All this legalistic hair-splitting is nonsensical. We’re drawing the most arbitrary lines to define what it means to be a “natural born” American so as to keep a Hapsburg or a Windsor from sweeping in from across the Atlantic to install himself or herself in the White House. Notwithstanding our current obsession with Downton Abbey, we can safely cross “having our democracy subverted by seductive foreign aristocrats” off our list of pressing national worries in the 21st century.
What’s even more nonsensical than the arbitrary definition of a “natural born” American is the very desire to differentiate between Americans at birth and naturalized Americans —those who become citizens after birth. Only on this matter of presidential eligibility do we distinguish between the two, insisting on two classes of citizenship. Naturalized Americans are the absolute equals of their fellow “natural born” citizens in every other regard.

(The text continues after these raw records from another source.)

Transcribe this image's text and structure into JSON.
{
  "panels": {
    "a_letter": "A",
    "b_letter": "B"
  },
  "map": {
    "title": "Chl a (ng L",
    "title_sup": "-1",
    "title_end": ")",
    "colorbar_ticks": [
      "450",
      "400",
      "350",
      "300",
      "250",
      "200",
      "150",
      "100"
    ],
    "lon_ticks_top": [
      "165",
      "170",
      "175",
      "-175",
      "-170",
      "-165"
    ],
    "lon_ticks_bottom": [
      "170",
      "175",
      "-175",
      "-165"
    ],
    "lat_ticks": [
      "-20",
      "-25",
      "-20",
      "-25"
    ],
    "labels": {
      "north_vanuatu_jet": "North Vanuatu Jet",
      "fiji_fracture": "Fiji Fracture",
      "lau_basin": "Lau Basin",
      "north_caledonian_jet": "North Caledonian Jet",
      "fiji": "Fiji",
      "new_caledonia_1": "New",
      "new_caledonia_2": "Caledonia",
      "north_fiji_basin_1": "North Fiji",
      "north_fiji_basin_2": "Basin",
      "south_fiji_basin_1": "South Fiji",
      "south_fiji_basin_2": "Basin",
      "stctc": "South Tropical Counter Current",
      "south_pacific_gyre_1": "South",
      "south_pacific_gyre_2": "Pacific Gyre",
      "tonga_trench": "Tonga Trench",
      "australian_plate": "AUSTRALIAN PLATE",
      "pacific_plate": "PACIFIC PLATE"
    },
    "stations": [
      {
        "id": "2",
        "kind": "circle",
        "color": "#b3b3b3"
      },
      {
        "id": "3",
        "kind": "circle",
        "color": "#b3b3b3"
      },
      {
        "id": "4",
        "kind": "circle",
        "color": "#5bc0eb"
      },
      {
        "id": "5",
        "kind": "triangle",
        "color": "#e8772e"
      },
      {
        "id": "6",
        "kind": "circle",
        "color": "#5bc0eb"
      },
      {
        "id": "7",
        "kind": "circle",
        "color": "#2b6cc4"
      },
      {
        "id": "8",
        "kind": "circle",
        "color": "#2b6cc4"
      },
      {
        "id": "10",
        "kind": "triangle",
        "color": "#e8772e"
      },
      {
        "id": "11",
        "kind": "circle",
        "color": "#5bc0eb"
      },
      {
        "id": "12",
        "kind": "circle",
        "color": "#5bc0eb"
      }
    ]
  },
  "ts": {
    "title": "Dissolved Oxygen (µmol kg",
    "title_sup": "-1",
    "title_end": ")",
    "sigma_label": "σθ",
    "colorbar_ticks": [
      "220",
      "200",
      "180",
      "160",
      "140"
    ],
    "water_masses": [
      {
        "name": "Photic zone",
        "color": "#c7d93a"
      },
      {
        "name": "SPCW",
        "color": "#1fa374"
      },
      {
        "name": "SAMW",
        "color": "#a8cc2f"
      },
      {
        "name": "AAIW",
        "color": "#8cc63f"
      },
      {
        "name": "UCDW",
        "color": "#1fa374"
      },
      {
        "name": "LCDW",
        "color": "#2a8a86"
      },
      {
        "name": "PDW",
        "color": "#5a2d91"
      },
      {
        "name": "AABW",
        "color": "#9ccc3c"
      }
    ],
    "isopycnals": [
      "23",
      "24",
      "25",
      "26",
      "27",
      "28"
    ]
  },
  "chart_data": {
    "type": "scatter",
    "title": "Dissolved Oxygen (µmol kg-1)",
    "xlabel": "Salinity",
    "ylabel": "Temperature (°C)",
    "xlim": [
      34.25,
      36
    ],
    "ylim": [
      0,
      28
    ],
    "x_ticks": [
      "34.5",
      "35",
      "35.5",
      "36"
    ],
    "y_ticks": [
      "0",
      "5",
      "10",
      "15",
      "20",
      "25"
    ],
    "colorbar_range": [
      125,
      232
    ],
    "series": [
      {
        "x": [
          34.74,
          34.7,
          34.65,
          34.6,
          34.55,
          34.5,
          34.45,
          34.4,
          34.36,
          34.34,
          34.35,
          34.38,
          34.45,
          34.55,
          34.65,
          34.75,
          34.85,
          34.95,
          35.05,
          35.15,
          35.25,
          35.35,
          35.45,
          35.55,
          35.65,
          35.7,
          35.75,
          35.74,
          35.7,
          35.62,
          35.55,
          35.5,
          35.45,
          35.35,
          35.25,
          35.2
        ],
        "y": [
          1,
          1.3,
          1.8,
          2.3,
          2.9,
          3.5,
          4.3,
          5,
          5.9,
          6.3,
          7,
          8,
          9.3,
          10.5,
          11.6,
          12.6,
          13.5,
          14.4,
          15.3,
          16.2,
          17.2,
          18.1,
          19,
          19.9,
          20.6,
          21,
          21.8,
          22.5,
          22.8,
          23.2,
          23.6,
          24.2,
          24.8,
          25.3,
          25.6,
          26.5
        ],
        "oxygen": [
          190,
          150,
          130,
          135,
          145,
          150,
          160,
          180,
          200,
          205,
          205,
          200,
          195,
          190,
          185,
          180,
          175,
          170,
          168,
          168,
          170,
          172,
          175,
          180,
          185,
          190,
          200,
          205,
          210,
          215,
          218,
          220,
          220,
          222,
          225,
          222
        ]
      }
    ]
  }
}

Most countries require that their head of state be a citizen, but plenty of democracies we don’t usually think of as being especially inviting to immigrants—Italy, France, and Germany, for example—do not bar naturalized citizens from holding the top job. The current prime minister of Australia was born in Wales and became an Australian citizen at age 13. It seems especially perverse for the United States, a nation rightfully proud of its immigrant heritage and for being the land of equal opportunity, to exclude naturalized citizens from the highest office.
The symbolic harm that comes from clinging to the “natural born” qualification is considerable. You could adopt a 3-month-old baby in China or Guatemala and raise her in Des Moines, Iowa, telling her she can grow up to be anything she wants to be. Except you’d be lying. That girl could be the most appreciative member of her community and valedictorian in school, join the military and win every conceivable medal of valor in combat, ace law school, and become senator and governor, and she still wouldn’t be eligible to be president—even if tens of millions of Americans desperately wanted to vote for her after the grueling vetting process of a presidential campaign.
Had Arnold Schwarzenegger (born in Austria) or Jennifer Granholm (Canada) proven wildly successful governors of their states, Americans should have had the right to consider them for the highest office of the land, despite their being naturalized citizens. And what if Americans had wanted to promote Henry Kissinger or Madeleine Albright to the White House? In my experience, naturalized Americans are often more intensely American than those who didn’t affirmatively choose this country. The point is this is a case they ought to be allowed to make, and one that American voters ought to be able to consider.
Our nation’s anachronistic attachment to a protectionist measure aimed at keeping foreign royals out of power is also a shortsighted means of limiting the talent pool available for one of the world’s toughest jobs.
In this day, it might even make sense for American voters to have the freedom to hire a foreign chief executive if they’d like, the way such iconic U.S. companies as Alcoa (AA), Ford (F), Hewlett-Packard (HPQ), and Coca-Cola (KO) have turned to foreign chief executive officers in recent years. Why not make it a global talent search?
Politics, I suppose. So for now my hope is that we all understand the current eligibility requirements for the presidency, without adding imaginary ones. Then, as a nod to our core values and aspirations as a society, I’d propose we take the next natural step: making all Americans eligible for the highest office in the land.